Fig. 4.

A, the docked pose of TMA in the LBD of α7. B, the predicted placement of the affinity ligand MTSET covalently bound to a cysteine at the location of Leu119. C, experimental design. Schematic of the design and hypotheses related to the possible events in the labeling study with the SH reagents, after the initial characterization of functional cysteine mutants. Case I represents the lack of functional evidence that a covalent bond formed between the cysteine mutant and the SH reagent. This could indicate two possible conditions: case Ia, in which no covalent modification occurred to because of unfavorable reaction conditions; and case Ib, in which the tethered α7 receptor can still accommodate ACh in one or more of the five binding sites, either the same domain where the SH reagent is attached or other free sites.
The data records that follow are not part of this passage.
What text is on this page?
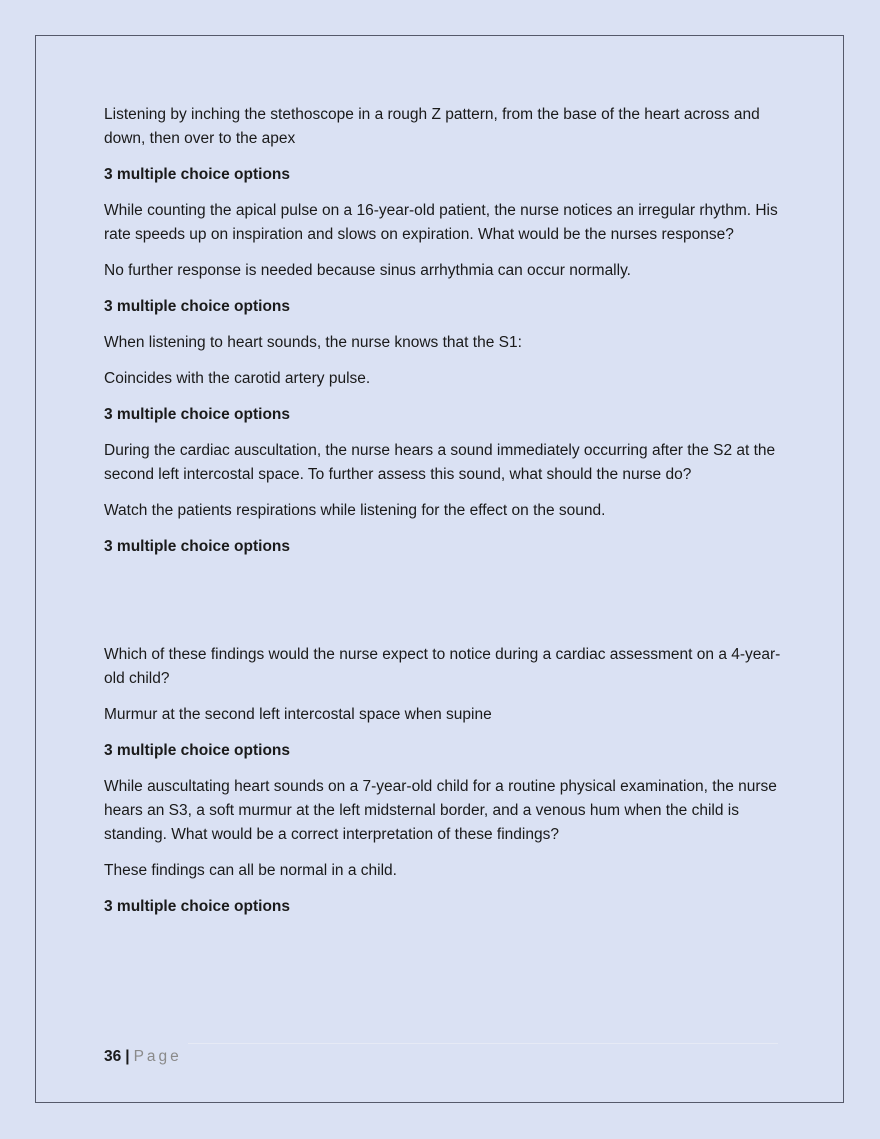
Listening by inching the stethoscope in a rough Z pattern, from the base of the heart across and down, then over to the apex

3 multiple choice options

While counting the apical pulse on a 16-year-old patient, the nurse notices an irregular rhythm. His rate speeds up on inspiration and slows on expiration. What would be the nurses response?

No further response is needed because sinus arrhythmia can occur normally.

3 multiple choice options

When listening to heart sounds, the nurse knows that the S1:

Coincides with the carotid artery pulse.

3 multiple choice options

During the cardiac auscultation, the nurse hears a sound immediately occurring after the S2 at the second left intercostal space. To further assess this sound, what should the nurse do?

Watch the patients respirations while listening for the effect on the sound.

3 multiple choice options

Which of these findings would the nurse expect to notice during a cardiac assessment on a 4-year-old child?

Murmur at the second left intercostal space when supine

3 multiple choice options

While auscultating heart sounds on a 7-year-old child for a routine physical examination, the nurse hears an S3, a soft murmur at the left midsternal border, and a venous hum when the child is standing. What would be a correct interpretation of these findings?

These findings can all be normal in a child.

3 multiple choice options

36 | Page
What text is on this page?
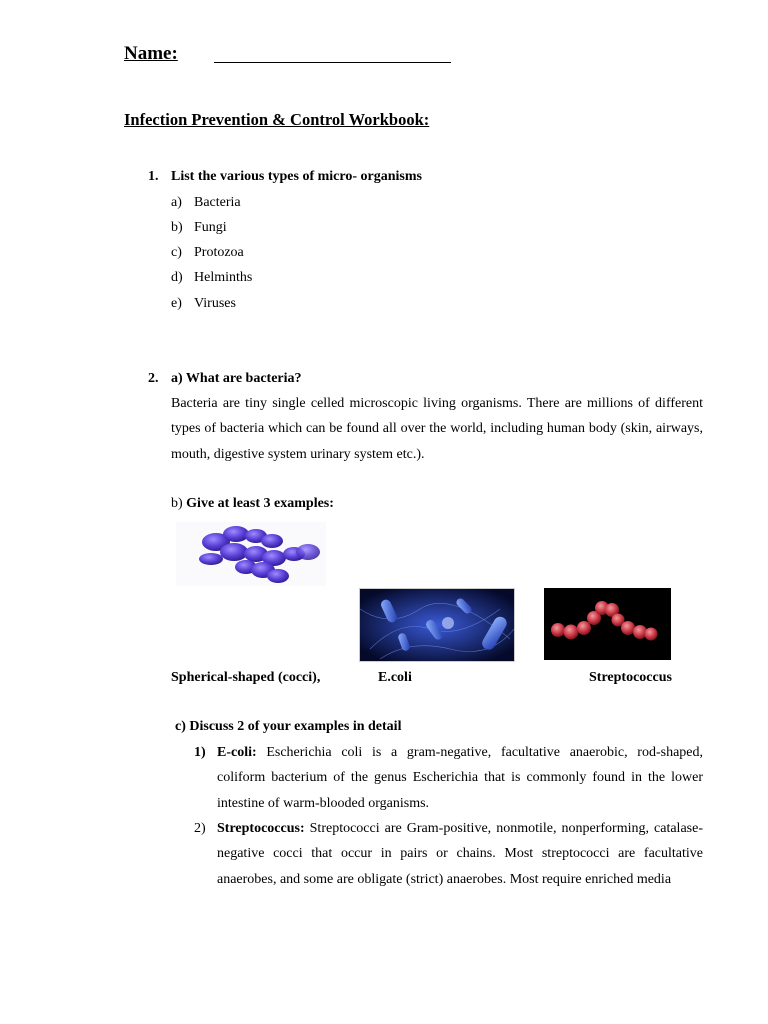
Name:
Infection Prevention & Control Workbook:
1. List the various types of micro- organisms
a) Bacteria
b) Fungi
c) Protozoa
d) Helminths
e) Viruses
2. a) What are bacteria?
Bacteria are tiny single celled microscopic living organisms. There are millions of different types of bacteria which can be found all over the world, including human body (skin, airways, mouth, digestive system urinary system etc.).
b) Give at least 3 examples:
Spherical-shaped (cocci),	E.coli	Streptococcus
c) Discuss 2 of your examples in detail
1) E-coli: Escherichia coli is a gram-negative, facultative anaerobic, rod-shaped, coliform bacterium of the genus Escherichia that is commonly found in the lower intestine of warm-blooded organisms.
2) Streptococcus: Streptococci are Gram-positive, nonmotile, nonperforming, catalase-negative cocci that occur in pairs or chains. Most streptococci are facultative anaerobes, and some are obligate (strict) anaerobes. Most require enriched media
Case II represents the condition in which the SH reagent has become covalently attached, and upon further application of ACh, activation of the ion channel is not observed, because of either SH reagent competitively occupying the agonist binding site or inducing ligand-bound nonconducting (i.e., desensitized) states. Receptors were subsequently challenged with the type II PAM PNU-120596 to determine whether the orientation of the reagent in the binding site was sufficiently agonist-like to induce desensitization that is reversible by PNU-120596 (case IIa) or whether the ligand is functionally indistinguishable from a tethered antagonist (case IIb).